Reilly has always been interested in music and the social culture surrounding it, singing in a couple different choirs at times, taking voice lessons while he was in college and in Spain, and getting his doctorate in music and literature.
This love of music stems from his father, who was always the “big singer” in the family, often singing at parties and in choirs, Reilly said.
“My dad listened to music constantly,” he said.
This musical upbringing has given him a large repertoire of old 18th and 19th century songs. Reilly quickly became especially interested in the old folk songs, even at a young age.
“One of my earliest memories is reading these song books when I was a child, songs that were hundreds of years old,” he said. He says this occasionally causes “some old person … [to] turn around to me and go, ‘How do you know that song?’”

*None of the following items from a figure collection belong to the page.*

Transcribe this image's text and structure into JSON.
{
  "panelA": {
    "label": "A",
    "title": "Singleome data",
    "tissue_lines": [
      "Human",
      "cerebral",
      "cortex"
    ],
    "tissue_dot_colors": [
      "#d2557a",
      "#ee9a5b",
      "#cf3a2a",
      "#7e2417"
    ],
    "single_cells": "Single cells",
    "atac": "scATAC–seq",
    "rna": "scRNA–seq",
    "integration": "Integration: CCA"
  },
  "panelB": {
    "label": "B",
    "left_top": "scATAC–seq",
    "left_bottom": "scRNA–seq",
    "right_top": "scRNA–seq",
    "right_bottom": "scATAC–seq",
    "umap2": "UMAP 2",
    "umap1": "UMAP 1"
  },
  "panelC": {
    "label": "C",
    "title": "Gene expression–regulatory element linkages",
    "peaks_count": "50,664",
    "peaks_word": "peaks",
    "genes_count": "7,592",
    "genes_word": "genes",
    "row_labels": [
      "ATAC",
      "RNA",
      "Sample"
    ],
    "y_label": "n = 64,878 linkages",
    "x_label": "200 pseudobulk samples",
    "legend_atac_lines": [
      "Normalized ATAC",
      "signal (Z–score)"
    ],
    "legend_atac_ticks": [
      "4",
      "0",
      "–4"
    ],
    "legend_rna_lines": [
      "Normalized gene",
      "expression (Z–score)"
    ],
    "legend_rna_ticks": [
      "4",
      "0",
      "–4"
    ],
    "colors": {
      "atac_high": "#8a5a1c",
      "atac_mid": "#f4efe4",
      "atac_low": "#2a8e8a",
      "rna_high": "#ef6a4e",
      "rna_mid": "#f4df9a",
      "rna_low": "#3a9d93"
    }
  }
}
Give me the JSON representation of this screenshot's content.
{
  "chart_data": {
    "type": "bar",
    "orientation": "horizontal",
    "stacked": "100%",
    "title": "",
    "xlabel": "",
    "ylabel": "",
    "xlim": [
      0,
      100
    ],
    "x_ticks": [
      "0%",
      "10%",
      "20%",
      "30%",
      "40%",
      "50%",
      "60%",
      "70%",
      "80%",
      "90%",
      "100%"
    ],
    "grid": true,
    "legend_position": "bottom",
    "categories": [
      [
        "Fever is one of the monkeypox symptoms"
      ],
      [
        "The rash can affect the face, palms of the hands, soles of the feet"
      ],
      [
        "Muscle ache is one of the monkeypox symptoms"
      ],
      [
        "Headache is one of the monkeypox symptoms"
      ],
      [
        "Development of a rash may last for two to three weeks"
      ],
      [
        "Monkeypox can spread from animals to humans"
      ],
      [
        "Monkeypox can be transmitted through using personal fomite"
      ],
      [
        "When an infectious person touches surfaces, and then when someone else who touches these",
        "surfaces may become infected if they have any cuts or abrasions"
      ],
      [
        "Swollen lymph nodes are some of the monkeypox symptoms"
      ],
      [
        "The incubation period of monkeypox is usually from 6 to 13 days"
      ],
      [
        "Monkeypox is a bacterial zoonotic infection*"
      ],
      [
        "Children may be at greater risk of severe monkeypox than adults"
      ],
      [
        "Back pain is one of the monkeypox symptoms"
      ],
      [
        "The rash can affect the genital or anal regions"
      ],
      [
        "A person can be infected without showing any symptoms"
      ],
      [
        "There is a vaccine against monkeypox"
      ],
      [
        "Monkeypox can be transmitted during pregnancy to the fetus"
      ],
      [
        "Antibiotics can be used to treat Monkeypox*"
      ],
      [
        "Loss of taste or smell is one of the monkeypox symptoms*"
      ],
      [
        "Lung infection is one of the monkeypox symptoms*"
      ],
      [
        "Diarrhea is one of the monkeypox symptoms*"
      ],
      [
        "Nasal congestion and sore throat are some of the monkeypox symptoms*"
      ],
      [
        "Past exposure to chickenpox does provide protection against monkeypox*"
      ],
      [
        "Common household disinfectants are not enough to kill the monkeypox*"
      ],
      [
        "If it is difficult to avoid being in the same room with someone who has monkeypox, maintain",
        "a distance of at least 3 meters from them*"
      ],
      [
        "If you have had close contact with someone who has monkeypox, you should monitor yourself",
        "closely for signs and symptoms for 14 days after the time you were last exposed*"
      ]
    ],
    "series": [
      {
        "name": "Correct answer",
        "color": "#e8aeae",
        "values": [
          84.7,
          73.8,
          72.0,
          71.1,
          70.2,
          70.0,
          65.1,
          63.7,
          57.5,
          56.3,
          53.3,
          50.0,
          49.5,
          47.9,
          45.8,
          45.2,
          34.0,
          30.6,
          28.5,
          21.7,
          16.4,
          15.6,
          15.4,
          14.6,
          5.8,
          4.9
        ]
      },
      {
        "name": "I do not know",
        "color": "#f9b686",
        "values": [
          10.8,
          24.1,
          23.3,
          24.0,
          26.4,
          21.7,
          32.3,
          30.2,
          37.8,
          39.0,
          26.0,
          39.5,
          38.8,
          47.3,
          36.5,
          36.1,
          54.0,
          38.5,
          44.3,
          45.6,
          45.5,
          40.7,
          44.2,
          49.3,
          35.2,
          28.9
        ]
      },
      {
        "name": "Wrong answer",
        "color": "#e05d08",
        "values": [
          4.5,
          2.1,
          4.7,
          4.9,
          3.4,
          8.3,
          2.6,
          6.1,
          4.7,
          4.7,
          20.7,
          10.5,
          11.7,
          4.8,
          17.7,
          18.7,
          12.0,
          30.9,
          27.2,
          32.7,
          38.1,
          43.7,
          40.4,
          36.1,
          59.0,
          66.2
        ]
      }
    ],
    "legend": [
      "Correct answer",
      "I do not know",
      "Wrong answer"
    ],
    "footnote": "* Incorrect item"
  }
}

Reilly explains that he is “very interested in the stories in the songs.” This interest in the stories being told through music led him to the band The Dubliners, who play an “eclectic mix of old folk tunes…. mixed in with 19th century American labor songs” according to Reilly. He describes their songs as a “unique collection of songs” because, while they have nationalist themes popular in Irish music, they also have songs about regular ordinary people, something he really enjoys.
Another reason folk music appeals to Reilly is because of how reactionary it can be, even today.
“[I] became fascinated with those songs that were hundreds of years old that had been written in reaction to some event, some historical event,” he said.
While he does not have much time for singing, he has continued the tradition of singing at friends’ parties, and occasionally at other events that he is invited to. Recently, he was called out of the audience to join the band Portmor on stage for a few songs at an Irish exhibit at the Spurlock Museum, something of a testament to his love for the genre of music.